VA Secretary Eric Shinseki often reminds us that as the tide of war recedes, we have the opportunity, and the responsibility, to anticipate the needs of our returning veterans. As they return home, we must ensure they have access to quality mental-health care in order to successfully make this transition to civilian life.
Last year, VA provided specialty mental-health services to more than 1.3 million veterans — a 35 percent increase since 2007. That’s why we recently announced VA will add an additional 1,600 mental-health staff professionals and an additional 300 support-staff members nationwide, including 16 at the Phoenix VA Health Care System.
These efforts to hire more mental-health professionals build on our nationwide record of service to veterans. VA has increased the mental-health-care budget by 39 percent since 2009.
What’s more, we’ve increased the number of mental-health staff members by 41 percent since 2007. That means that today, we have a nationwide team of professionals who are 20,590 strong.
While we have made great strides to expand mental-health-care access, we have much more work to do. The men and women, who have had multiple deployments from our recent conflicts in Iraq and Afghanistan, have carried a tremendous burden for our country.
Secretary Shinseki has challenged each of us as VA leaders to improve our progress and identify barriers that prevent veterans from receiving timely treatment.
As we meet with veterans in Phoenix and we offer them our signature evidence-based therapies to treat health issues such as PTSD, we learn firsthand what we need to do to improve access to care and to offer the best care possible.

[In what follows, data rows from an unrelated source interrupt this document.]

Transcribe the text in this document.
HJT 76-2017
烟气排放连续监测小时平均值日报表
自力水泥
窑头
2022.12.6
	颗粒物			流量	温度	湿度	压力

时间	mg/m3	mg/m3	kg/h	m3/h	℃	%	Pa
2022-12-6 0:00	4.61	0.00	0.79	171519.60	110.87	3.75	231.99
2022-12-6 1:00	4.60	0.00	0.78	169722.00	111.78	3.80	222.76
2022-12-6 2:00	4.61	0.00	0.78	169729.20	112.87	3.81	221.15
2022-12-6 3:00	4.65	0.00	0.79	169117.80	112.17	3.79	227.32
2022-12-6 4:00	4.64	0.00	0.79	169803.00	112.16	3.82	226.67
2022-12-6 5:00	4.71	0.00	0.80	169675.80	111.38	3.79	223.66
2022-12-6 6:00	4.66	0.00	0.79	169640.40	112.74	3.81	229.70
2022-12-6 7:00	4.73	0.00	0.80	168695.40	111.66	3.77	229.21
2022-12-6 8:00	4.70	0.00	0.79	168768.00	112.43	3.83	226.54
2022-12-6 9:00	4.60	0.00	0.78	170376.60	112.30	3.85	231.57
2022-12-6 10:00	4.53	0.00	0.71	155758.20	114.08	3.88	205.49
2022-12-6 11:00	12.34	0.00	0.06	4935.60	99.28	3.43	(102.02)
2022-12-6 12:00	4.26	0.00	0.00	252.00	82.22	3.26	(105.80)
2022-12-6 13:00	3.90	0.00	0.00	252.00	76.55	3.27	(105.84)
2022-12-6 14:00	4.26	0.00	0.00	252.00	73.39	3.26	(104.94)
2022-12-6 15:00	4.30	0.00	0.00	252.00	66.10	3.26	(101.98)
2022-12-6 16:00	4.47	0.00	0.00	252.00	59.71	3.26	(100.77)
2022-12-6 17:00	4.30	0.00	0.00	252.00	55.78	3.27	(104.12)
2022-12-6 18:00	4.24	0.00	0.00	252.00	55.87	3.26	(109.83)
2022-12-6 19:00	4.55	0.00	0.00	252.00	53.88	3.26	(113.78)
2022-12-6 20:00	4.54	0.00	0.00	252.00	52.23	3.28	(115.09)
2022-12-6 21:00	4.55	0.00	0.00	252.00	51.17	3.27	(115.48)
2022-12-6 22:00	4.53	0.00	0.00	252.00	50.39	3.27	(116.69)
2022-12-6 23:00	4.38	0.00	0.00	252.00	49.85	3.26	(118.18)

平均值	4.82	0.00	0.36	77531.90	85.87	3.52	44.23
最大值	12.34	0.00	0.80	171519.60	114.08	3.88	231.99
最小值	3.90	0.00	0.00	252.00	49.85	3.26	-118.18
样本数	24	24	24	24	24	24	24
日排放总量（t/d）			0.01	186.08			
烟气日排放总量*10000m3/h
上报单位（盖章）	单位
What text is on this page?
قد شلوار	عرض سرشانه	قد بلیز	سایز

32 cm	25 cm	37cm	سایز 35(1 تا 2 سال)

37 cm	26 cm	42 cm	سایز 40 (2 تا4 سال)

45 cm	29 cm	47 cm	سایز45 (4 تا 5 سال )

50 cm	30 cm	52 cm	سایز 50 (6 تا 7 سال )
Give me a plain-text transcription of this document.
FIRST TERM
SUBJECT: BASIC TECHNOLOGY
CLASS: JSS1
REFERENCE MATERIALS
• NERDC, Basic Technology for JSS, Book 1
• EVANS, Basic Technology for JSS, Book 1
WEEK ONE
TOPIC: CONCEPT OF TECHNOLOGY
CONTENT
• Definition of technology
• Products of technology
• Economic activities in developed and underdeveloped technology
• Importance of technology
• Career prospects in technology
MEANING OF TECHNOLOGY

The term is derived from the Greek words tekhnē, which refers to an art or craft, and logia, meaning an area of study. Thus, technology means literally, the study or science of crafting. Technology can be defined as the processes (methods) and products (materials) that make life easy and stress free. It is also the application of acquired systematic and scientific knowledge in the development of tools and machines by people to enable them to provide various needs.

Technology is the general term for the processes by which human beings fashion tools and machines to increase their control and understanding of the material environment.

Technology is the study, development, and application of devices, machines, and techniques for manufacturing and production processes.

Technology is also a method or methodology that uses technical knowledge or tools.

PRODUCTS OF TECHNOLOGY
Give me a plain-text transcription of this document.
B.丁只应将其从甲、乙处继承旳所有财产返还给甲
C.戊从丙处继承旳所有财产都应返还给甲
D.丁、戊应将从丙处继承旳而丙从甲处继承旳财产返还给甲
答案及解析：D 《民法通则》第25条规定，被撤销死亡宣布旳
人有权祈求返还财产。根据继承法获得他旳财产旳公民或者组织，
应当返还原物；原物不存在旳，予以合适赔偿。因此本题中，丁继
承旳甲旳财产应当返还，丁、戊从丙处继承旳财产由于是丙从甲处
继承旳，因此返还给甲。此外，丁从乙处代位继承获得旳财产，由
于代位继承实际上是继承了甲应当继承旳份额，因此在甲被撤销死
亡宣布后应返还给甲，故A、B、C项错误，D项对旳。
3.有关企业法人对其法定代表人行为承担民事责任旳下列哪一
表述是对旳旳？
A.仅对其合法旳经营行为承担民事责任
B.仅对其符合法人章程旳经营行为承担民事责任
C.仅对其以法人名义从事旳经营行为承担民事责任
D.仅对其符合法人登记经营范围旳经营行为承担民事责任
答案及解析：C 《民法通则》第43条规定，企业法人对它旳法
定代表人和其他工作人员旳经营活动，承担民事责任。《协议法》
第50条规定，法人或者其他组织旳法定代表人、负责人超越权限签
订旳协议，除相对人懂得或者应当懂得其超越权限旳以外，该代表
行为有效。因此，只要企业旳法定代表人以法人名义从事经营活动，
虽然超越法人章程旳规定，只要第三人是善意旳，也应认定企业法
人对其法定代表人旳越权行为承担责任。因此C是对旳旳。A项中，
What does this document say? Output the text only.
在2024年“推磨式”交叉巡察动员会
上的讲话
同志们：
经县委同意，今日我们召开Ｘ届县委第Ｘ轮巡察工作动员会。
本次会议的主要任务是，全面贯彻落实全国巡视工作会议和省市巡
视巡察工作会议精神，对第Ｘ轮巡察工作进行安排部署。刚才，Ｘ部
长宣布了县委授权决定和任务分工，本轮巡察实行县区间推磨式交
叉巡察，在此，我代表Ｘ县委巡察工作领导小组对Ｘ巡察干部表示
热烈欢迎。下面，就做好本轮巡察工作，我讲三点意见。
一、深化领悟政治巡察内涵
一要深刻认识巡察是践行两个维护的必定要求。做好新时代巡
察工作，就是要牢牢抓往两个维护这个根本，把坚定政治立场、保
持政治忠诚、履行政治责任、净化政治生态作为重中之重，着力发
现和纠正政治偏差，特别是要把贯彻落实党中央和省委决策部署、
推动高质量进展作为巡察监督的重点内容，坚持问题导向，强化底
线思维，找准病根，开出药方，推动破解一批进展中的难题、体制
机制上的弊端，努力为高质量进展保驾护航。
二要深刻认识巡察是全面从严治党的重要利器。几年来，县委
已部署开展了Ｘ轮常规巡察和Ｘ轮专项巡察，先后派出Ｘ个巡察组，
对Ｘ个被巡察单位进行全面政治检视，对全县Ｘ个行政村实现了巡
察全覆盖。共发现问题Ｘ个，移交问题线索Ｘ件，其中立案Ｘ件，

In addition to our focus on PTSD, we also look to other mental-health issues such as substance abuse, homelessness, anxiety disorder, depression and the saddest of all, suicide. Our team at the nationwide Veterans Crisis Line has fielded more than 600,000 calls from veterans in need and helped rescue more than 21,000 veterans who were in immediate crisis. That’s 21,000 veterans who have been saved.
As a health-care CEO who has witnessed the way we can change veterans’ lives for the better, I hope you will join me in encouraging all of our nation’s veterans to remember that VA is here for them. It’s a benefit they’ve earned. We are honored to welcome them home.